A new intermolecular mechanism to selectively drive photoinduced damages
Kirill Gokhberg, Premysl Kolorenc, Alexander I. Kuleff, and Lorenz S., Cederbaum

TL;DR
This paper introduces a novel intermolecular cascade mechanism initiated by core excitation and ending with ICD, allowing controlled delivery of damaging electrons for potential applications in targeted radiation therapy.
Contribution
It proposes and demonstrates a new cascade process involving core excitation and ICD, with controllable electron energies for selective radiation damage.
Findings
ICD electron energies can be controlled by initial atomic excitation.
The cascade mechanism can be initiated by resonant X-ray absorption in high-Z elements.

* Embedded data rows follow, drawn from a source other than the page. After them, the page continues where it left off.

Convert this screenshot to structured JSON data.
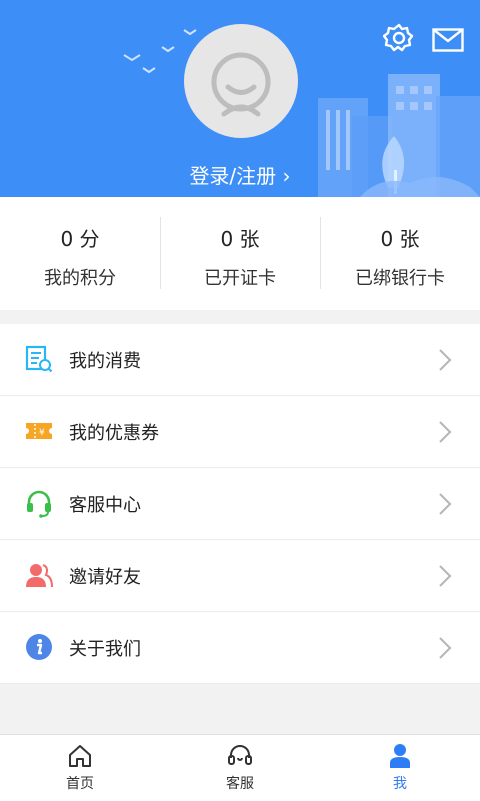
{
  "header": {
    "login_label": "登录/注册",
    "chevron": "›",
    "settings_icon": "gear-icon",
    "message_icon": "mail-icon",
    "bg_color": "#3d8ef7"
  },
  "stats": [
    {
      "value": "0 分",
      "label": "我的积分"
    },
    {
      "value": "0 张",
      "label": "已开证卡"
    },
    {
      "value": "0 张",
      "label": "已绑银行卡"
    }
  ],
  "menu": [
    {
      "label": "我的消费",
      "icon": "receipt-icon",
      "color": "#29b6f6"
    },
    {
      "label": "我的优惠券",
      "icon": "coupon-icon",
      "color": "#f6a623"
    },
    {
      "label": "客服中心",
      "icon": "headset-icon",
      "color": "#3bbf4b"
    },
    {
      "label": "邀请好友",
      "icon": "invite-friends-icon",
      "color": "#f26a6a"
    },
    {
      "label": "关于我们",
      "icon": "info-icon",
      "color": "#4e86e8"
    }
  ],
  "tabs": [
    {
      "label": "首页",
      "icon": "home-icon",
      "active": false
    },
    {
      "label": "客服",
      "icon": "headset-icon",
      "active": false
    },
    {
      "label": "我",
      "icon": "person-icon",
      "active": true
    }
  ],
  "accent_color": "#2f7df6"
}
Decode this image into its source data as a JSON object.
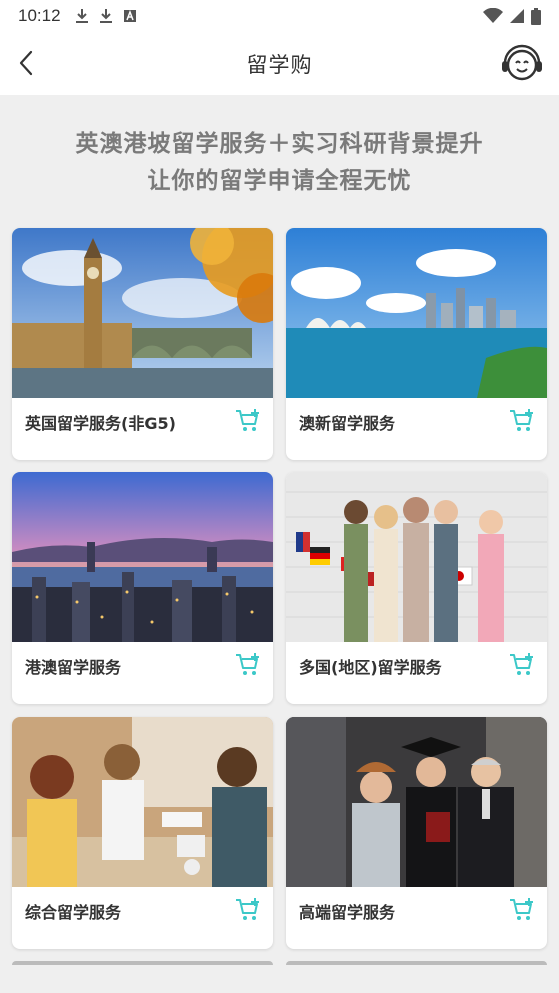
{
  "status_bar": {
    "time": "10:12",
    "left_icons": [
      "download-icon",
      "download-icon",
      "font-icon"
    ],
    "right_icons": [
      "wifi-icon",
      "signal-icon",
      "battery-icon"
    ]
  },
  "header": {
    "title": "留学购",
    "back_icon": "chevron-left-icon",
    "support_icon": "customer-service-icon"
  },
  "headline": {
    "line1": "英澳港坡留学服务＋实习科研背景提升",
    "line2": "让你的留学申请全程无忧"
  },
  "cards": [
    {
      "label": "英国留学服务(非G5)",
      "image": "london-big-ben-photo"
    },
    {
      "label": "澳新留学服务",
      "image": "sydney-harbour-photo"
    },
    {
      "label": "港澳留学服务",
      "image": "hong-kong-skyline-photo"
    },
    {
      "label": "多国(地区)留学服务",
      "image": "students-flags-photo"
    },
    {
      "label": "综合留学服务",
      "image": "students-studying-photo"
    },
    {
      "label": "高端留学服务",
      "image": "graduation-photo"
    }
  ],
  "colors": {
    "accent": "#3cc8c8",
    "background": "#efefef",
    "headline": "#7a7a7a"
  }
}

Potential applications in targeted cancer radiotherapy.
Abstract
Low-energy electrons (LEEs) are known to be effective in causing strand breaks in DNA. Recent experiments show that an important direct source of LEEs is the intermolecular Coulombic decay (ICD) process. Here we propose a new cascade mechanism initiated by core excitation and terminated by ICD and demonstrate its properties. Explicit calculations show that the energies of the emitted ICD-electrons can be controlled by selecting the initial atomic excitation. The properties of the cascade may have interesting applications in the fields of electron spectroscopy and radiation damage. Initiating such a cascade by resonant X-ray absorption from a high-Z element embedded in a cancerous cell nucleus, ICD will deliver genotoxic particles \textit{locally} at the absorption site, increasing in that way the controllability of the induced damage.